Mit gleicher Post geht an Sie Heft 2 der von mir herausgegebenen "Annalen der Naturphilosophie" ab, in welchem Sie einen Aufsatz von Couturat über die Weltsprache finden.1 Ich gestatte mir auf Anregung von Prof Delbrück2 in Jena Sie zu bitten, sich den Aufsatz anzusehen, und womöglich sich in den "Annalen" über diese Frage (oder ähnliche) zu äußern.3 Zur näheren Kentnißnahme des Zweckes der "Annalen" und ihres Mitarbeiterkreises füge ich das seiner Zeit in Umlauf gesetzte Anschreiben bei. 4


In der Hoffnung einer günstigen Antwort bin ich

Ihr ganz ergebener
W Ostwald


[Anhang, in Wolf 1993 als Bibl Nr. 08424 katalogisiert]
[gedruckt] Leipzig den [handschriftlich] 1. Oct. [gedruckt] 1901

Sehr geehrter Herr Kollege!

Die gegenwärtige Philosophie ist einstimmig darüber, dass sie ihren Inhalt den einzelnen Wissenschaften zu entnehmen hat, und dass ihre Aufgabe darin besteht, deren Ergebnisse zu einer zusammenhängenden und widerspruchsfreien Gesamtauffassung der Welt zu vereinigen. Bisher hat man die Aufgabe derart zu lösen versucht, dass der einzelne Philosoph sich eine möglichst vollständige Kenntnis dieser allgemeinen Ergebnisse zu erwerben suchte und dann die Zusammenfassung vornahm. Die ausserordentlichen Schwierigkeiten dieses Verfahrens und die Unsicherheit seiner Ergebnisse liegen auf der Hand. Insbesondere gelangen auf solche Weise nur die Anteile der Wissenschaften zur Verwertung, welche bereits in die Lehrbücher und zusammenfassenden Darstellungen übergegangen sind, denen also im allgemeinen ein Alter von wenigstens zehn Jahren zukommt. Die treibenden Gedanken, durch welche jede Wissenschaft eben jetzt wächst, kommen hierbeit zur Geltung, und so ist die erhaltene Gesamtauffassung nicht die der Wissenschaft von heute, sondern der von gestern und vorgestern.

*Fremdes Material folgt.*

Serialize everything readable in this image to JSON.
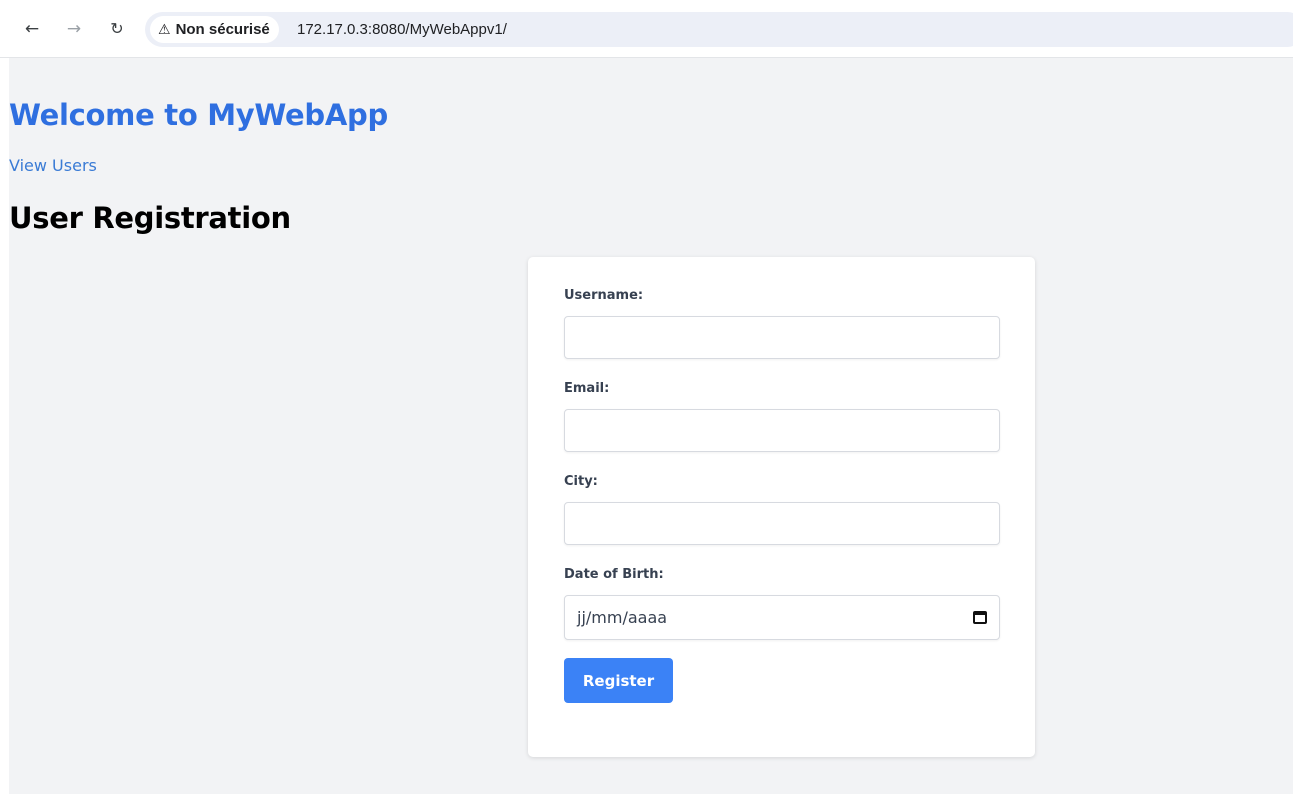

Dieser Weg ist aber nicht der einzige. Immer wieder haben die hervorragenden Forscher in den Einzelwissenschaften das Bedürfnis empfunden, das Allgemeine, was sich aus ihren Arbeiten ergab, auch in allgemeiner Form auszusprechen. Solche Aussprüche sind aber meist nur verstreut an einzelnen Stellen ihrer Veröffentlichungen zu finden, und es besteht in Nachwirkung der philosophischen Verfehlungen vom Anfange des neunzehnten Jahrhunderts eine weitverbreitete Scheu vor der Aufstellung und Durchführung allgemeiner Betrachtungen.

Erst in jüngster Zeit hat die drängende Notwendigkeit fast alle Wissenschaften auf den Weg einer derartigen Selbstbesinnung geführt, und erkenntnistheoretische oder, allgemein gesagt, philosophische Betrachtungen treten häufiger |2| und häufiger in der Fachpresse auf. Hierbei entstehen nun mancherlei Schwierigkeiten seitens der Herausgeber und auch der Leser; auch gelangen alsdann diese Betrachtungen nicht in den weiteren Kreis, für den sie eigentlich erst von Nutzen sein würden.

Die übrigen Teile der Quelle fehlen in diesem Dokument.